I don't understand Chesterton
I mentioned in my December reading post that I had listened to an audio version of The Man Who Knew Too Much by G. K. Chesterton. The book is a series of short stories which revolve around Horn Fisher, who says about himself that he Knows Too Much.
Nearly every story involves a murder. And nearly every murderer gets away. Mr. "Knows Too Much" Fisher usually knows who committed the crime, but whether through lack of proof or some other reason, the murderer is not brought to justice in any traditional sense--such as being arrested and tried for the crimes committed. The usual explanation for nothing to be done about apprehending the criminal (because that's how I see them) is that they serve some greater purpose in the government, or the victim was a scoundrel, or...something.
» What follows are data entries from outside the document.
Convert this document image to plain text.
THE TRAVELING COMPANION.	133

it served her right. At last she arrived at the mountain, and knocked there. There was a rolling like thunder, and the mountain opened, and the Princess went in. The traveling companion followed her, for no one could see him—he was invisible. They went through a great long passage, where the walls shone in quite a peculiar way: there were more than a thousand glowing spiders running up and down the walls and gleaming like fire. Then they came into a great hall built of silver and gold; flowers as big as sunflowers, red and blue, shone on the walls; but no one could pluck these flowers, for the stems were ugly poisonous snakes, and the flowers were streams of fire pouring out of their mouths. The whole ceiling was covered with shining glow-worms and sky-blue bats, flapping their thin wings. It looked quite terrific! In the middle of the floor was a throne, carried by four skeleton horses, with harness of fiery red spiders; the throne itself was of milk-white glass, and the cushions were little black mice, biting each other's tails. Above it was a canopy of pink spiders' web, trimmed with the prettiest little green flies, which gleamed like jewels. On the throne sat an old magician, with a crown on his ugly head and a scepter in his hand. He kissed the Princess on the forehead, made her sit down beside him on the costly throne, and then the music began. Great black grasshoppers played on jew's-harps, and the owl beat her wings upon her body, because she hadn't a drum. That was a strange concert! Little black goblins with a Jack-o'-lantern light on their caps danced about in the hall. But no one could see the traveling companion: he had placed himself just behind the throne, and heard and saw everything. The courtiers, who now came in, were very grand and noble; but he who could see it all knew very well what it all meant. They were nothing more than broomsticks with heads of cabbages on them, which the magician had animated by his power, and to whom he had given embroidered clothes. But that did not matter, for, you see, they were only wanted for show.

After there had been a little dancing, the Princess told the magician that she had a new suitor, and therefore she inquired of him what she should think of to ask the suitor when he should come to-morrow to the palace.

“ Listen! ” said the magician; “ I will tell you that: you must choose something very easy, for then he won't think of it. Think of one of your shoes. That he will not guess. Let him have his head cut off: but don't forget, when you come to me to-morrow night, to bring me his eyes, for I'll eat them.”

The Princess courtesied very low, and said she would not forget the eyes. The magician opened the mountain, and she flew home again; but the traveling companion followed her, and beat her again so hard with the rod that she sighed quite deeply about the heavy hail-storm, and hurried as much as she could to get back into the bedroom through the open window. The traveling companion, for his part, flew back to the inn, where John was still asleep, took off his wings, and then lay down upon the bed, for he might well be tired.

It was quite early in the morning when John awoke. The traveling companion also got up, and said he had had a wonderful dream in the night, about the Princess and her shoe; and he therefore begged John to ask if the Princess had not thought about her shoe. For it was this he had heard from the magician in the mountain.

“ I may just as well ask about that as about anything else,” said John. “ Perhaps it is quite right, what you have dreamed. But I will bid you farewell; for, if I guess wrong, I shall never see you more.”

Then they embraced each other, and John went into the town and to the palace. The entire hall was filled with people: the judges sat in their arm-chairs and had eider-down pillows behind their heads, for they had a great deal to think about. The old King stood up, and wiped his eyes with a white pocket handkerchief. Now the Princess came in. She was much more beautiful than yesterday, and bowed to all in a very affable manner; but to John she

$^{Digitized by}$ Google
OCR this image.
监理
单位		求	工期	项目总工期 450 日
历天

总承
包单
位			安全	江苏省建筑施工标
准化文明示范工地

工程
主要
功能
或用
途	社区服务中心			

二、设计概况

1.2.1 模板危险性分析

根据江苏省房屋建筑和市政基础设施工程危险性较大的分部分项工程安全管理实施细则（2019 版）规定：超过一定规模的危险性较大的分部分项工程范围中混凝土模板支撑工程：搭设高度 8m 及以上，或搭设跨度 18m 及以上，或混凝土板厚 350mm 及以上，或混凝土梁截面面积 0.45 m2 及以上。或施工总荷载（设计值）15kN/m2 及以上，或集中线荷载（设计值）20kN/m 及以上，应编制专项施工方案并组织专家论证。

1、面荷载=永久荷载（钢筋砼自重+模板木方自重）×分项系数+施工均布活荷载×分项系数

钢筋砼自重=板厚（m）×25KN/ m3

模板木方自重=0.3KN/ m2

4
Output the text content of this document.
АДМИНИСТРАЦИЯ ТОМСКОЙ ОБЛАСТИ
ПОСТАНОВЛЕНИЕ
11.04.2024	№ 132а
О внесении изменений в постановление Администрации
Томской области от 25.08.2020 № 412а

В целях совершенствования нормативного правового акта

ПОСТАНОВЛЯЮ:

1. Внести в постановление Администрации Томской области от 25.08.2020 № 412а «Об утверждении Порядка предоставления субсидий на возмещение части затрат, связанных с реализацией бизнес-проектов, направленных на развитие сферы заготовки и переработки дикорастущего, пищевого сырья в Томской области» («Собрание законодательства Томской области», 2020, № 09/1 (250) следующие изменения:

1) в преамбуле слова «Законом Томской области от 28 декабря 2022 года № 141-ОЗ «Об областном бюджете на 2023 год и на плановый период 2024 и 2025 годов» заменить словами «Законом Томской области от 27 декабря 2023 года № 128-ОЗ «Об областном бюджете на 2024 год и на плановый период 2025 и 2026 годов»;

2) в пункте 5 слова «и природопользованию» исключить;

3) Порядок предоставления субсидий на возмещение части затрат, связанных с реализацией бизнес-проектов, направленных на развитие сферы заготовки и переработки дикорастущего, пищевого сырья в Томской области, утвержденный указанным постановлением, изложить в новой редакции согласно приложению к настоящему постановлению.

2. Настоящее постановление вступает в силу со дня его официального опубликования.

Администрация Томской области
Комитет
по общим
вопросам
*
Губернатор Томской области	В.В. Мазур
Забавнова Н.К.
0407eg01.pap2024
I think the one that bothered me the most was the policemen who was simply "retired" (with his pension!) after shooting two fellow-officers, both of whom died. Of course, he was shot, himself, but he recovered and lived and did not answer for his crime. The political reasons for that (having something to do with Ireland and England) weren't clear to me.
A few of the murderers end up dying one way or another, but none of them are apprehended or charged.
And I don't understand why. I don't understand what Chesterton is doing, or what this book is trying to say. It does not feel like any kind of ordinary crime or mystery novel to me.
I have been very slowly reading some of the Father Brown stories by Chesterton, and I am similarly at sea with them.
I have respected friends who love Chesterton, and he certainly engages my mind, but my heart is not with him. If anyone can shed some light on this, I'd be interested to hear your thoughts on Chesterton. What does he have against criminals, even if they happen to be important and influential people, paying for their crimes?